UA-106864095-1
Ваш браузер устарел. Рекомендуем обновить его до последней версии.

ЩЕПАН ТВАРДОХ

Опубликовано 14.03.2022

ВЕЧНЫЙ ГРЮНВАЛЬД

Вечный Грюнвальд. Повесть вневременных лет
(фрагмент)

Завыла сирена, приветствуя «Арпаду», ползущий со стороны Киева венгерский бронепоезд, разрисованный серо-зеленые лохмами. По-над пушками и пулеметами я видел черные от дыма и пыли лица равнодушных, уставших солдат, знающих, что им еще долго не возвратиться на родину.

Я видел разбитые танки всевозможнейших типов, включая немецкие, первых лет войны, видел бродячих отощалых кляч и видел своры одичалых деревенских собак, что с волчьим воем и азартом гнались за нашим поездом, на какой-то миг это вырывало из летаргии солдат, обслуживающих противовоздушные пулеметы: те при любой оказии секли собак очередями, и за окном не было недостатка в песьих гниющих трупах. Псов мне тоже не было жалко.

А потом мы доехали до Киева, и Киев выглядел как крепость, базар, военный лагерь и бордель одновременно. Руины, повсюду руины, а на руин фоне бьющая в них ключом жизнь, тысячи прохожих, спешащих по тысяче своих вечно-военных дел: женщины, одетые так, что за них не стыдился бы ни Париж, ни Бродвей; мужчины в костюмах, относительно которых я был уверен, уж в чем в чем, а в этом-то я дока, так что был уверен, что пошиты они по меркам на Сэвил Роу; а еще мужчины в мундирах. Главным образом местная милиция всех мастей. Поляки в парадных уланских куртках с глухим воротником и в бриджах, с саблями либо кортиками, не слишком-то похожие на улан, еще венгерские гонведы и увешанные оружием анархисты Нестора Махно в черных рубашках, на данный момент союзные альянсу.
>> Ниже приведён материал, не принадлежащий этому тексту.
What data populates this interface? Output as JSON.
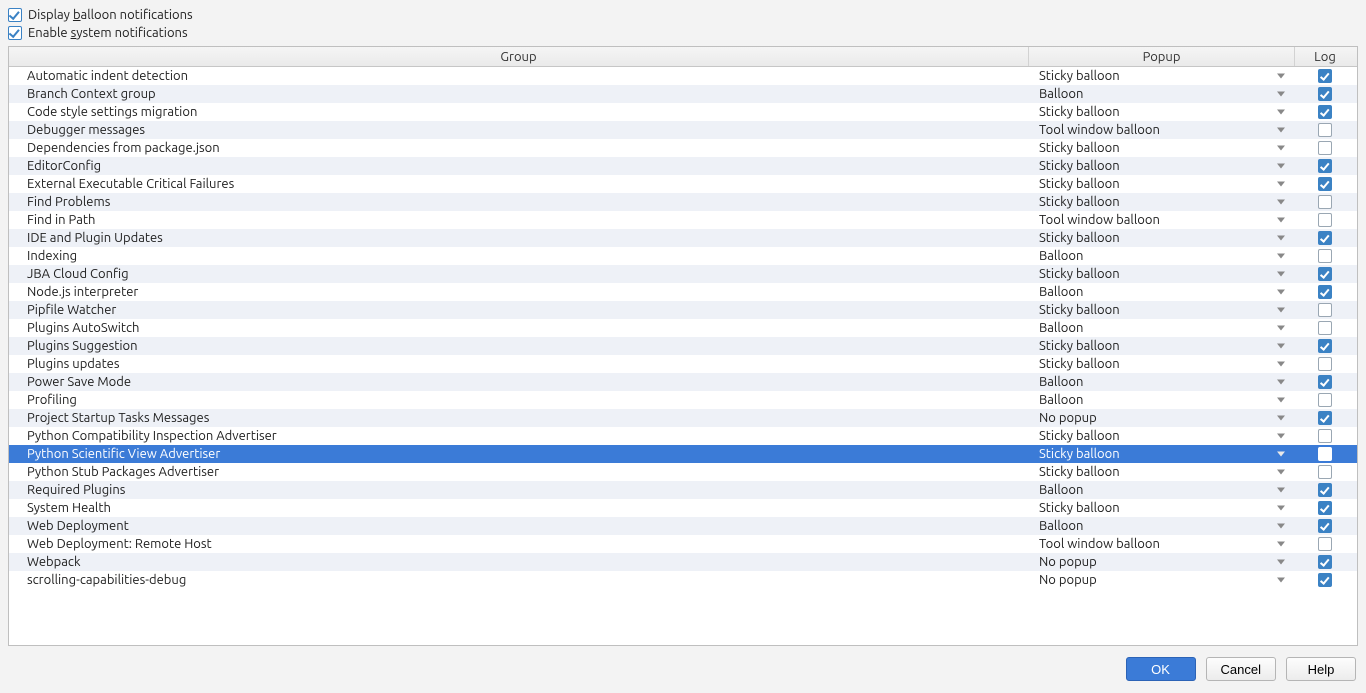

Видал также пару офицеров союзников в американских и британских униформах с разными нашивками, и, наконец, казаки, в папахах, в маскарадных черкесках с царскими погонами, при кинжалах и шашках без мундиров, зато в оперных костюмах, режущих глаз багрецом и лазурью и позолотой черкесских украшений.

И всё это: город, мундиры, женщины, мужчины, все окружено заграждениями из колючей проволоки с солдатами, что ночами хоронятся по охраняемым борделям и пивным.

Будки и бараки на развалинах домов, шикарные казино в конструкциях из стали и фанеры на соплях, улицы, пересеченные противотанковыми заслонами, в останках смятых баррикад, зияющие пустыми глазницами дома и их полудикие обитатели. И голодные, тощие дети, а рядом с курвами люкс, в прекрасных платьях, курвы голодные, больные, грязные – русские, украинские, румынские, польские, татарские, полуголые, безумные, некоторые с молчащими младенцами на руках.

И бесстыдное, едва ли не прилюдное спаривание, в переулках, за пару кусков хлеба, за тонкий ломтик сала, задирание грязной юбки, и в слякоть на колени, и злоба мужчин, уже уходящих, еще более неудовлетворенных, нежели до того, как.

А мы поехали в отель, то есть Кенигсегг отвез меня на такси, заплатил за номер и велел ждать, я, стало быть, ждал. Отель был построен на американские деньги и служил в основном американским путешественникам, номер люкс отличал полностью укомплектованный бар, две запечатанные пачки сигарет Lucky Strike, телефон, радио с зеленым глазком и room service на высшем уровне, у Конрада Хилтона не возникло бы никаких претензий. Я выглянул, приоткрыв тяжелые шторы – у черного хода, который определенно вел к гостиничной кухне, стояла большая группа серых фигур, женщин и детей, в основном девочек, все закутаны в серые тряпки. Они с нетерпением ожидали чего-то, а я, глядя в окно, ожидал вместе с ними, я, не познавший настоящего голода в своем сущем бытовании, курил американскую сигарету и смотрел, и ждал. В конце концов из двери вынесли два ведра с остатками еды, и толпа женщин и девочек затеяла драку за эту еду, когда же добыча была поделена, толпа мигом растаяла.

В номер постучал бой; спросил, не привести ли мне кого-нибудь для компании – я отказался. Размышляя о своей матери, о тех мужчинах, которые ей платили, я не смог бы, не захотел бы, хотя желание меня, в общем-то, раздирало. Я пробовал молиться, но тоже не смог, в общем, пошел спать.

Кенигсегг вернулся утром следующего дня и велел мне собраться, я взял свой вещмешок, свой добрый шмайсер и полевую сумку. Перед отелем ждал открытый джип с Кенигсеггом на пассажирском сиденье. Ствол установленного перед ним пулемета опирался о капот.

– Прóше, – он нет-нет да и обращался ко мне по-польски. – Поехали, ты за руль.

Я послушно устроился за рулем, положив автомат так, чтобы до него легко было дотянуться. Сзади громоздились канистры с бензином. Дорога дальняя.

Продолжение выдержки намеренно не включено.